I have a Desktop computer with a decent 1TB Samsung regular SSD drive. It starts very quickly and runs very quickly. It used to have hard drives and the difference in startup and run is very noticeable.

I have a Laptop that came with a 1 TB NVMe drive in an M.2 slot. It has always been very fast.

I frequently put the laptop on a table across from the Desktop. Once a Feature update has downloaded (Desktop on wired Ethernet ; Laptop on wireless), the installation of the update including restart is pretty much the same.

You might see some speed increase if you upgrade, but it may not be really noticeable.

You might leave this project to the next computer.


The speed of a storage device affects how long things take to load. Whether it's how long it takes your OS to boot up and log in, load stuff in games, moving large amounts of files, etc.

Unless your SSD is performing really bad for some reason, you won't see much of a difference going from an SSD to an M.2 NVMe SSD. With most real world scenarios, the speed difference between the NVMe SSD and the 2.5" SSD is tenths or hundredths of a second.

In some cases, like loading a specific game, the NVMe might be a second or two faster.

You would only see a large upgrade in speed if you were coming from an HDD or a SSHD hybrid drive.


There are two standards for M.2 SSDs: SATA and NVMe.

With SATA, the only difference is the form factor and the shape of the connector. The signaling and expected performance are exactly the same.
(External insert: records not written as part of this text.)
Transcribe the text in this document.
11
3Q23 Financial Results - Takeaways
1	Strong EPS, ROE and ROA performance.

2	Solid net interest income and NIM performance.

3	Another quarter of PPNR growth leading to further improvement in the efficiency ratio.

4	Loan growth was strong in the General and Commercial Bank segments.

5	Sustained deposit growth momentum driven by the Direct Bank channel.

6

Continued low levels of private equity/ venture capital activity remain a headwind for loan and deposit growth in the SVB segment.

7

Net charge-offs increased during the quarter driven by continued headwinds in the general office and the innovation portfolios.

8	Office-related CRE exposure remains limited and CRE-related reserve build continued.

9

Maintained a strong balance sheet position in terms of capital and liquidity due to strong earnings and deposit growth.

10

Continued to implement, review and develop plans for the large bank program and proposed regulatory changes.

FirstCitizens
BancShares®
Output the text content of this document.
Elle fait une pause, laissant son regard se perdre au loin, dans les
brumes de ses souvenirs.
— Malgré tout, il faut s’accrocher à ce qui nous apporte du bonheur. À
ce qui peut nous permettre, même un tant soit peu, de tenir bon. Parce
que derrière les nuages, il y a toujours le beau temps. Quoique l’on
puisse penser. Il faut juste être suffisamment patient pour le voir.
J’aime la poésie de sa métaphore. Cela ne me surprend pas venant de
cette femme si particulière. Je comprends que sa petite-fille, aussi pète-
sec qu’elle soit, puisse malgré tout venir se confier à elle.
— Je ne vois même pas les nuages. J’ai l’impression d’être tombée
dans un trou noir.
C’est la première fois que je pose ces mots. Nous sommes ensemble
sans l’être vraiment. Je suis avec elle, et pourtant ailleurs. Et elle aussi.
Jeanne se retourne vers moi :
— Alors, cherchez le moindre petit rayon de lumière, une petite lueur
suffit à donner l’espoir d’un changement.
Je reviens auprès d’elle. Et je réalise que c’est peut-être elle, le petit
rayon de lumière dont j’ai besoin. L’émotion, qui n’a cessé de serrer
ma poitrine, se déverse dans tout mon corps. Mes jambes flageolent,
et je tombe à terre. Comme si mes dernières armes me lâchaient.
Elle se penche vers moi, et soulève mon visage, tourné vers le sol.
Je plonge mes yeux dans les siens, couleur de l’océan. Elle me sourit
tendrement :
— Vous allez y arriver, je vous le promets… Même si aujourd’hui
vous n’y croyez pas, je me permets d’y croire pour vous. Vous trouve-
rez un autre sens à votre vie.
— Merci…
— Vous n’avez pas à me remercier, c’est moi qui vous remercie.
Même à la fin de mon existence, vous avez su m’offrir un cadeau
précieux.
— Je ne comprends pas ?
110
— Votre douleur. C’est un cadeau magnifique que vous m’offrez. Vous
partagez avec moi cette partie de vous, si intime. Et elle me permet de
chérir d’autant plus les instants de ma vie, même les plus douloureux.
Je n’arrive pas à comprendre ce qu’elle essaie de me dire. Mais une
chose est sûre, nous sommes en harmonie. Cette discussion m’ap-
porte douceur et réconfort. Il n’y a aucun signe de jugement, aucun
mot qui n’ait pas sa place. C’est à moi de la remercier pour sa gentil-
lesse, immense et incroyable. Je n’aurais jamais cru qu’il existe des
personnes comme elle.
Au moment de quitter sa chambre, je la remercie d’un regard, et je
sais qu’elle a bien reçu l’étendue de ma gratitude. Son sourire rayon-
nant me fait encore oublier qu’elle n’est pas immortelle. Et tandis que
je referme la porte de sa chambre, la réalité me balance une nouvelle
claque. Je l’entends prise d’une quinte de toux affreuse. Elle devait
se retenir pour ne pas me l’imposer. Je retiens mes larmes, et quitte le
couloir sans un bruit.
With NVMe, the transfer between SSD and mainboard can be faster as there are more parallel lanes on the connector, but for that to be relevant, a number of things need to come together:

  1. all of the lanes need to be connected
  2. the flash memory needs to be faster than the link speed
  3. your workload must be limited by transfer speed

For normal desktop use, the last point is usually the most relevant: loading an OS requires lots of small transfers and the CPU arranging the data in memory in a way that will be useful later. Any complex processing like encoding videos is limited by the CPU as well.

So you would see a difference only if your M.2 SSD is NVMe, not SATA, and you are doing things that require raw throughput with no processing of the data, which in a desktop scenario is basically how fast you can suspend to disk when you have a memory hog application like Photoshop open. So I wouldn't bother.